Still, he might never have noticed, except for the touch. Fall had dropped his ruler after slapping awake a lazy dozer. It had clattered to the floor, startling awake the other half dozen or so dozers, briefly bringing the troublemakers to a pause–but they had all grown immediately bored as Toshton stooped to retrieve it, and Fall had murmured a near-soundless thank you as it was replaced in his hand.

Ruse would not have noticed, except he was bored and irritated and anxious to be distracted from his books and the infuriating puzzled that was Fade. So he kept watching when other heads turned away, had seen the way fingers brushed just a moment too long as the ruler was returned, the way the fingers lingered even as words of thanks were murmured and both teachers turned to tend their duties. Everything else about them turned away–but the fingers lingered, an extra heartbeat or three.

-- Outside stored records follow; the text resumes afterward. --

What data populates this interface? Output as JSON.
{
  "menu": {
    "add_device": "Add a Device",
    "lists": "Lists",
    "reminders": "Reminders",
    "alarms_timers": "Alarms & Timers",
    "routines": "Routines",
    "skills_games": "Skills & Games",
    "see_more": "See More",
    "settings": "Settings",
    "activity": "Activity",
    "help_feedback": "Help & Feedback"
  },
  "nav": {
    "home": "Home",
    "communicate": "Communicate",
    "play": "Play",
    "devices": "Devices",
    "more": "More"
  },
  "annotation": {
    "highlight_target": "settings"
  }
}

Intriguing. At least until something more amusing came along.

He finally slid his glance away, and realized too late where he had allowed his gaze to slide–only to find dark green eyes watching him, and lips curved in a smirk he hated more than anything else in the world.

That smirk said Fade had figured out the instructors’ little secret ages ago, and he was vastly amused Ruse had only figured it out now–and Ruse hated that he had managed to give something away, because no matter how hard he tried to hide as he had been taught, Fade could read him.

He slowly slid his gaze away, refusing to move quickly, because that might indicate some upset of emotion and he would not give Fade that sort of satisfaction. Instead, he returned to Fall and Toshton, and watched them, and wondered how the hell he had ever missed it. Much could be faked or hidden, he knew that better than anyone, but it was nigh on impossible for two people in love to pretend indifference.